Если бы он только мог их пожалеть…

— Ты заманиваешь их, и они отдают, — уговаривала она. — Они же не знают, что делают!

— Пусть так, — холодно согласился Сын Тархи. — Но секрет в том, что они и не узнают, пока не отдадут самое ценное! Оценить что-либо правильно можно, только его лишившись. Это величайший урок для них, но в короткий миг его не усвоишь. Их глупость нуждается во времени. Я только хранитель.

— Во времени нуждается? На долгие-то годы?

— Они так далеки от своих Нитей, что долгие годы уйдут, прежде чем они заметят пропажу. А вот когда заметят, и хорошенько… тогда не будет желания терять это впредь.

— Ты еще благодетелем назовись! — волновалась Маритха, но как-то вяло, без огня.

В его словах была правда. Малая малость правды, но она была.

— От того, как я назовусь, не изменятся ни они, ни я сам. Только мои деяния способны изменить их трусливые ленивые сердца. В определенной мере.

— Выходит, ты делаешь доброе дело! — съязвила девушка.

В нем все было неправильно, но правда была. Опустошающая и сжигающая. И от этого хуже всего.

— Не доброе. И не злое. Необходимое.

— Кому это необходимое? Так людей корежить… это же… — сквозь зубы процедила Маритха.

— Пойми, наконец: пока человека хорошенько не искорежишь, — холодно отозвался Сын Тархи, — он ничего не сможет. Никем не станет, даже собой. Не захочет.

— Ну и пусть! Его это дело! Не всем так, как ты…

Девушка осеклась. Когда-то он тоже был таким, как они. Она уж и забыла! А вот Аркаис про то хорошенько помнит. И знает куда больше, чем Маритха.

— Не всем, — согласился он. И тут же спросил: — Неужели я так тебе ненавистен?

Она захлебнулась холодным воздухом. Долго не могла откашляться.

— Твоя Нить… — промямлила наконец. — Я не знала… что она такая…

— Какая?

— Совсем наоборот… Светлая такая… и легкая… и… — не найдя нужного слова, девушка замолкла.

— А ты думала, с нее капает кровь невинных жертв? — без тени своей обычной ухмылки в голосе осведомился Темный.

— Я знаю, как они страдают, — прошептала она.

— Я знаю намного больше.

— Тогда почему? Это плохо, плохо… — стукнула она кулаками в мерзлую землю.

— Плохо… — повторил задумчиво Ведатель. — Плохо… — на этот раз он усмехнулся. — Что ж, если поглядеть с человеческой стороны… то я, пожалуй, соглашусь. А еще плохо, — от задумчивости перешел он к напору, — жить, не зная, что живешь. Плохо, — издевательски выделял он каждый раз, — попусту тратить силу своего источника, не зная, что однажды она закончится. И тогда, только тогда — слышишь, Маритха! — нельзя будет уже ничего исправить! Счастлив тот, кто слышит зов своей Нити, остальные — мертвы. Но как им узнать об этом? Рассказывать паломникам сказки о вечном, как делает это Раванга? А смог он пробудить хотя бы одного? Пробудить по-настоящему?

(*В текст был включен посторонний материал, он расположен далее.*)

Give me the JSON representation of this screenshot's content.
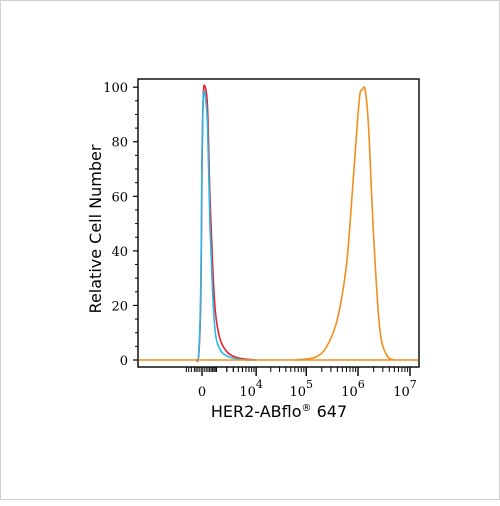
{
  "chart_data": {
    "type": "line",
    "title": "",
    "xlabel": "HER2-ABflo",
    "xlabel_suffix": " 647",
    "xlabel_mark": "®",
    "ylabel": "Relative Cell Number",
    "x_scale": "biexponential",
    "ylim": [
      0,
      100
    ],
    "y_ticks": [
      0,
      20,
      40,
      60,
      80,
      100
    ],
    "x_tick_labels": [
      {
        "base": "0",
        "exp": ""
      },
      {
        "base": "10",
        "exp": "4"
      },
      {
        "base": "10",
        "exp": "5"
      },
      {
        "base": "10",
        "exp": "6"
      },
      {
        "base": "10",
        "exp": "7"
      }
    ],
    "series": [
      {
        "color": "#e8202a",
        "x": [
          -300,
          -150,
          -50,
          0,
          60,
          150,
          280,
          420,
          600,
          800,
          1200,
          2000,
          3500,
          6000,
          10000
        ],
        "y": [
          0,
          2,
          25,
          70,
          97,
          100,
          92,
          60,
          35,
          18,
          8,
          3,
          1,
          0.3,
          0
        ]
      },
      {
        "color": "#2bb7e4",
        "x": [
          -300,
          -150,
          -50,
          0,
          60,
          150,
          280,
          420,
          600,
          800,
          1200,
          2000,
          3500,
          6000,
          10000
        ],
        "y": [
          0,
          3,
          30,
          75,
          96,
          97,
          85,
          50,
          25,
          10,
          4,
          1.5,
          0.5,
          0,
          0
        ]
      },
      {
        "color": "#f28e1c",
        "x": [
          60000,
          150000,
          250000,
          400000,
          600000,
          800000,
          1000000,
          1100000,
          1200000,
          1300000,
          1400000,
          1600000,
          2000000,
          2600000,
          3500000,
          5000000
        ],
        "y": [
          0,
          1,
          5,
          15,
          35,
          65,
          90,
          98,
          99,
          100,
          98,
          85,
          45,
          12,
          2,
          0
        ]
      }
    ],
    "colors": {
      "red_series": "#e8202a",
      "blue_series": "#2bb7e4",
      "orange_series": "#f28e1c",
      "axis": "#000000"
    },
    "grid": false,
    "legend": "none"
  }
}
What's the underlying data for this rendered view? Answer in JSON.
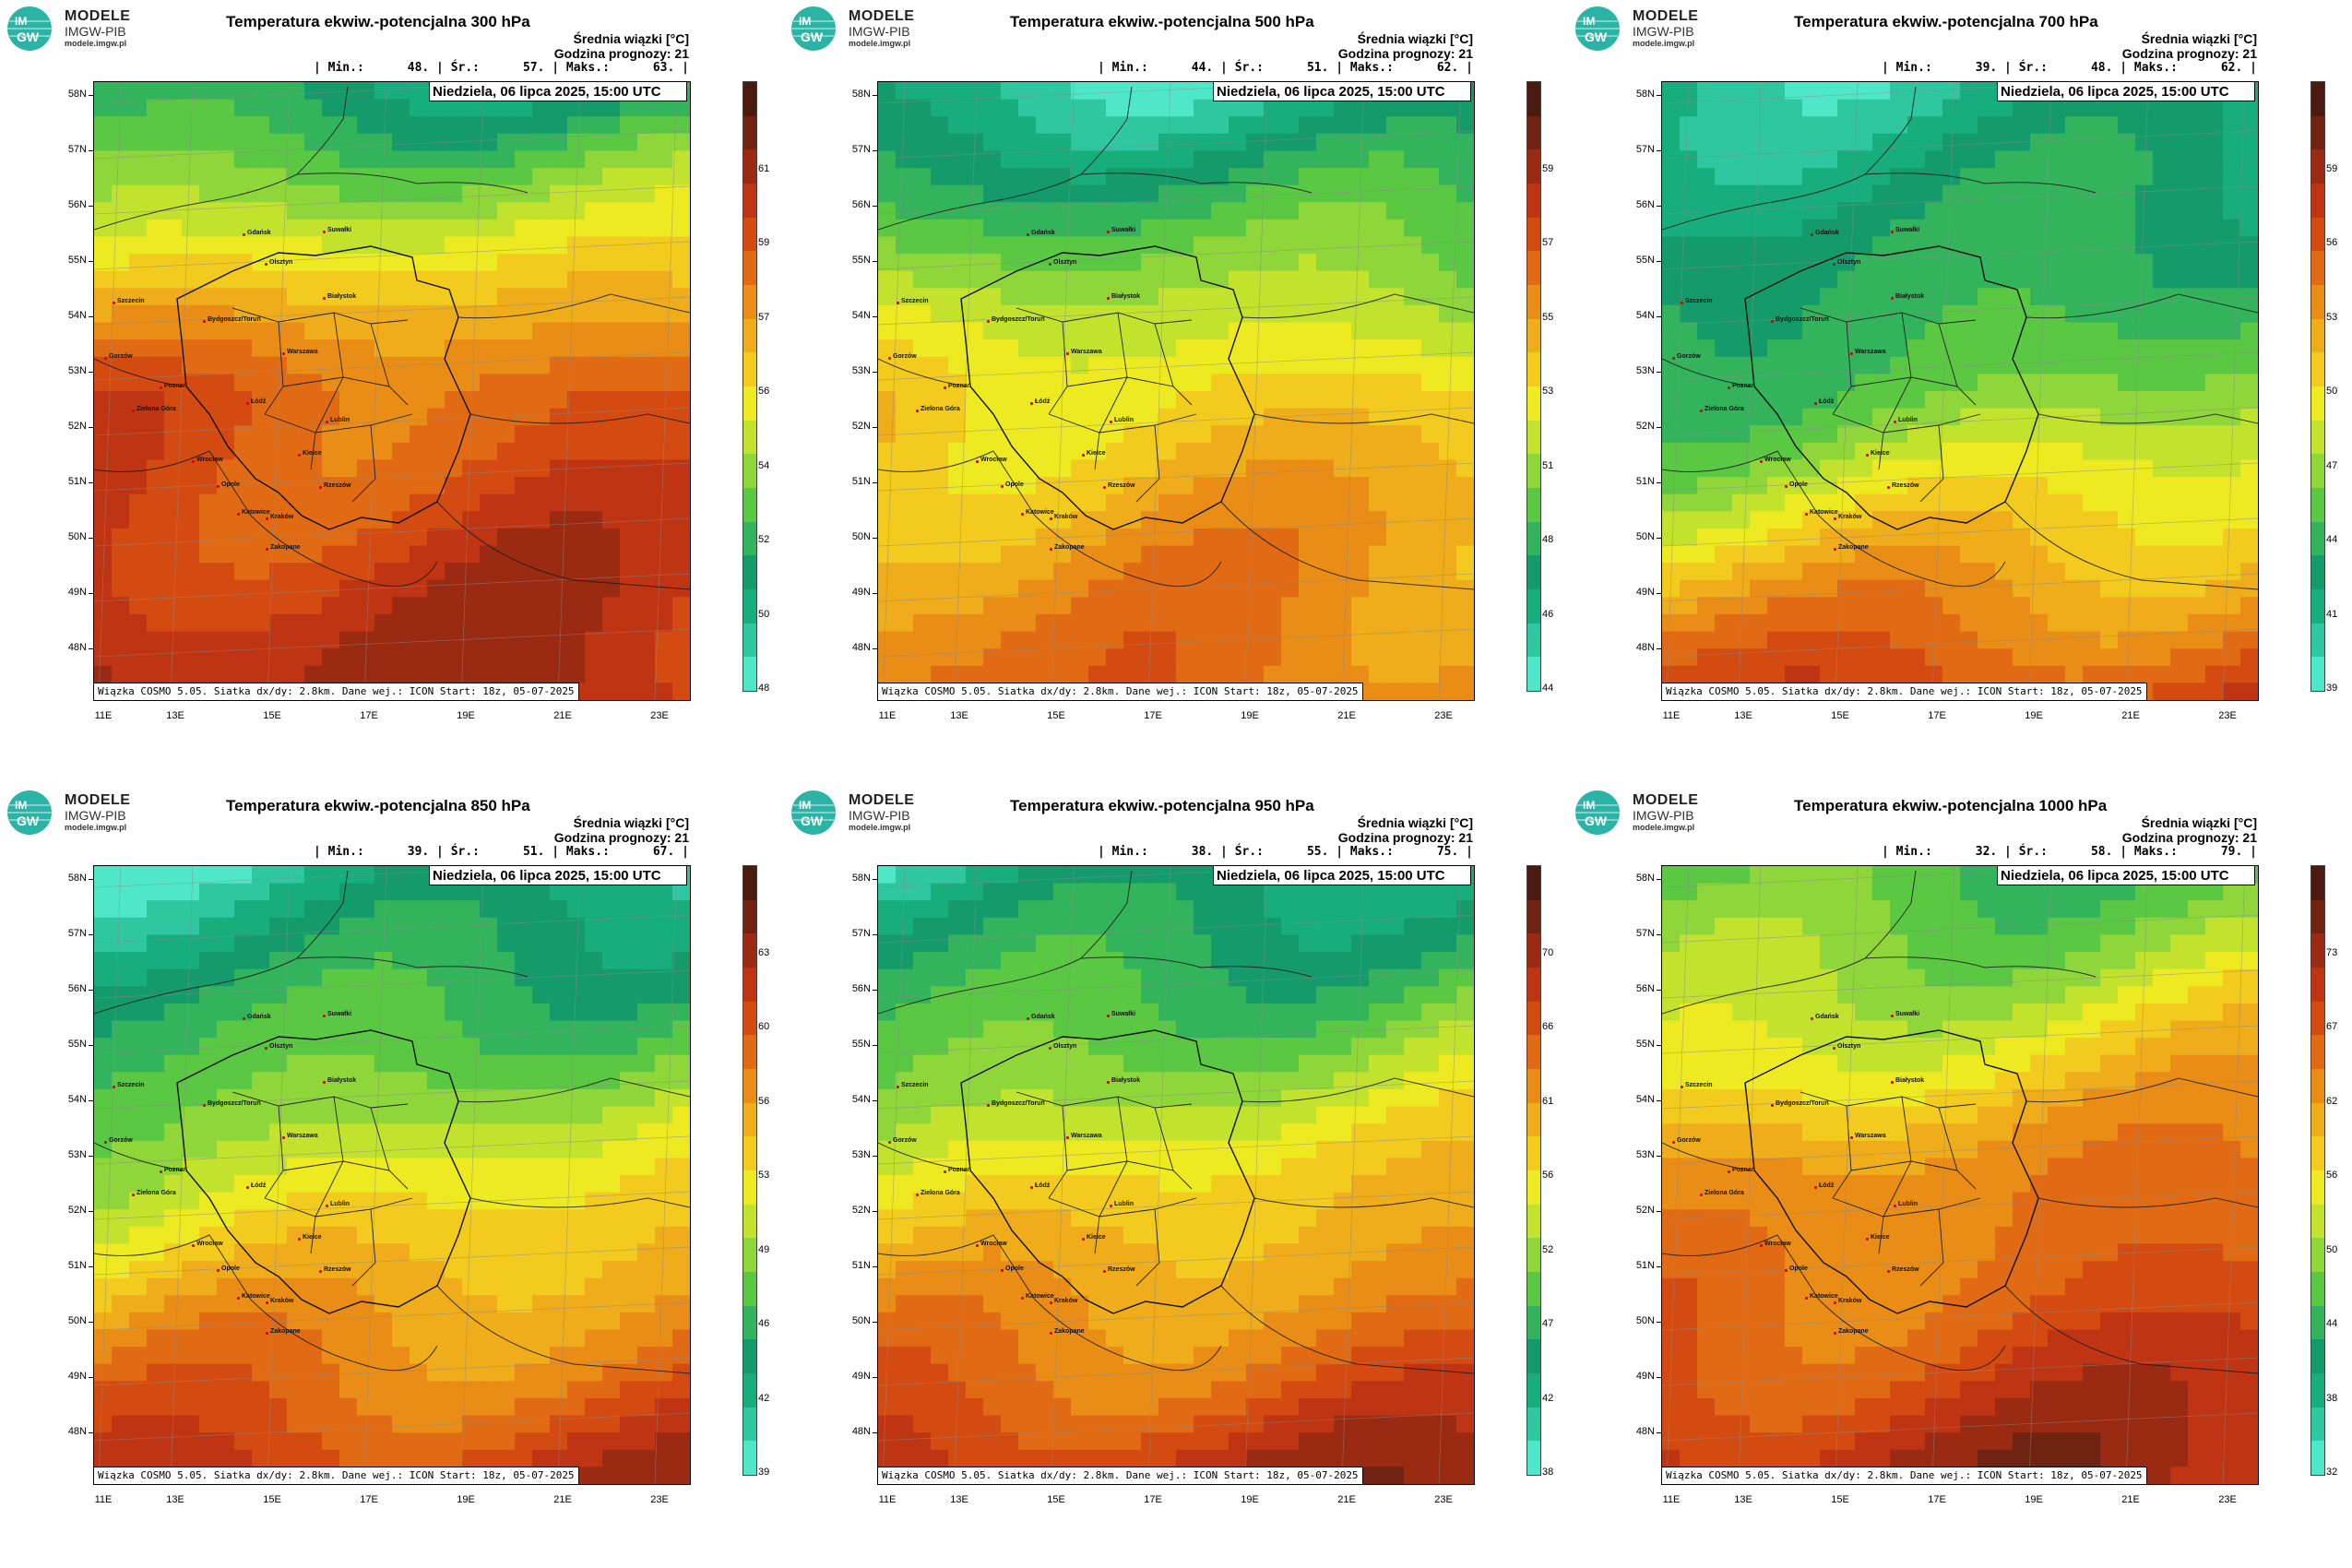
{
  "brand": {
    "logo_text": "IMGW",
    "line1": "MODELE",
    "line2": "IMGW-PIB",
    "line3": "modele.imgw.pl"
  },
  "common": {
    "header_line1": "Średnia wiązki [°C]",
    "header_line2": "Godzina prognozy: 21",
    "date": "Niedziela, 06 lipca 2025, 15:00 UTC",
    "footer": "Wiązka COSMO 5.05. Siatka dx/dy: 2.8km. Dane wej.: ICON Start: 18z, 05-07-2025",
    "lat_labels": [
      "58N",
      "57N",
      "56N",
      "55N",
      "54N",
      "53N",
      "52N",
      "51N",
      "50N",
      "49N",
      "48N"
    ],
    "lon_labels": [
      "11E",
      "13E",
      "15E",
      "17E",
      "19E",
      "21E",
      "23E"
    ],
    "cities": [
      "Gdańsk",
      "Olsztyn",
      "Suwałki",
      "Szczecin",
      "Bydgoszcz/Toruń",
      "Białystok",
      "Gorzów",
      "Poznań",
      "Warszawa",
      "Zielona Góra",
      "Łódź",
      "Lublin",
      "Wrocław",
      "Kielce",
      "Opole",
      "Katowice",
      "Kraków",
      "Rzeszów",
      "Zakopane"
    ]
  },
  "panels": [
    {
      "title": "Temperatura ekwiw.-potencjalna 300 hPa",
      "stats": "| Min.:      48. | Śr.:      57. | Maks.:      63. |",
      "min": 48,
      "mean": 57,
      "max": 63,
      "colorbar_ticks": [
        "48",
        "50",
        "52",
        "54",
        "56",
        "57",
        "59",
        "61"
      ],
      "fields": {
        "north": 0.18,
        "center": 0.72,
        "south": 0.86
      }
    },
    {
      "title": "Temperatura ekwiw.-potencjalna 500 hPa",
      "stats": "| Min.:      44. | Śr.:      51. | Maks.:      62. |",
      "min": 44,
      "mean": 51,
      "max": 62,
      "colorbar_ticks": [
        "44",
        "46",
        "48",
        "51",
        "53",
        "55",
        "57",
        "59"
      ],
      "fields": {
        "north": 0.08,
        "center": 0.52,
        "south": 0.7
      }
    },
    {
      "title": "Temperatura ekwiw.-potencjalna 700 hPa",
      "stats": "| Min.:      39. | Śr.:      48. | Maks.:      62. |",
      "min": 39,
      "mean": 48,
      "max": 62,
      "colorbar_ticks": [
        "39",
        "41",
        "44",
        "47",
        "50",
        "53",
        "56",
        "59"
      ],
      "fields": {
        "north": 0.1,
        "center": 0.36,
        "south": 0.78
      }
    },
    {
      "title": "Temperatura ekwiw.-potencjalna 850 hPa",
      "stats": "| Min.:      39. | Śr.:      51. | Maks.:      67. |",
      "min": 39,
      "mean": 51,
      "max": 67,
      "colorbar_ticks": [
        "39",
        "42",
        "46",
        "49",
        "53",
        "56",
        "60",
        "63"
      ],
      "fields": {
        "north": 0.12,
        "center": 0.5,
        "south": 0.82
      }
    },
    {
      "title": "Temperatura ekwiw.-potencjalna 950 hPa",
      "stats": "| Min.:      38. | Śr.:      55. | Maks.:      75. |",
      "min": 38,
      "mean": 55,
      "max": 75,
      "colorbar_ticks": [
        "38",
        "42",
        "47",
        "52",
        "56",
        "61",
        "66",
        "70"
      ],
      "fields": {
        "north": 0.15,
        "center": 0.55,
        "south": 0.84
      }
    },
    {
      "title": "Temperatura ekwiw.-potencjalna 1000 hPa",
      "stats": "| Min.:      32. | Śr.:      58. | Maks.:      79. |",
      "min": 32,
      "mean": 58,
      "max": 79,
      "colorbar_ticks": [
        "32",
        "38",
        "44",
        "50",
        "56",
        "62",
        "67",
        "73"
      ],
      "fields": {
        "north": 0.3,
        "center": 0.7,
        "south": 0.86
      }
    }
  ],
  "palette": [
    "#4ee8c9",
    "#2ec7a0",
    "#17ad7d",
    "#159b6b",
    "#33b35c",
    "#5bc844",
    "#8fd63a",
    "#c3e22e",
    "#eeea22",
    "#f3cb1f",
    "#efad1b",
    "#e98d17",
    "#e06b14",
    "#d44b12",
    "#bf3412",
    "#9a2a12",
    "#6f2311",
    "#4a1b0e"
  ]
}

— Я не знаю, — честно созналась Маритха. — Наверно, смог… Он помогает людям! К нему со всей Аданты идут со своими бедами!

— Мелкие подачки! И тоже не задаром. Тоже в обмен на самое ценное, что могут они предложить, сами того не зная — силу их Нитей. Не всю, конечно. Он берет понемногу, зато у каждого. Я же — у немногих.

Девушке показалось, что пустошь закачалась под ней. Мир закачался.

— Нитей… это как?

— Благодарность, Маритха. Благодарность, пока она горяча, пока не остыла. Восторги, восхищение, преклонение. Почти любовь, почти радость в самом сгущенном виде, какой только возможен в этом мире. Он питается этим так же, как глоты твоим страхом. Питается сам и питает Бессмертных. Вот Бессмертные и возвращают ему… малую часть. Ее хватает, чтобы творить чудеса для несчастных. Но для пробуждения недостаточно.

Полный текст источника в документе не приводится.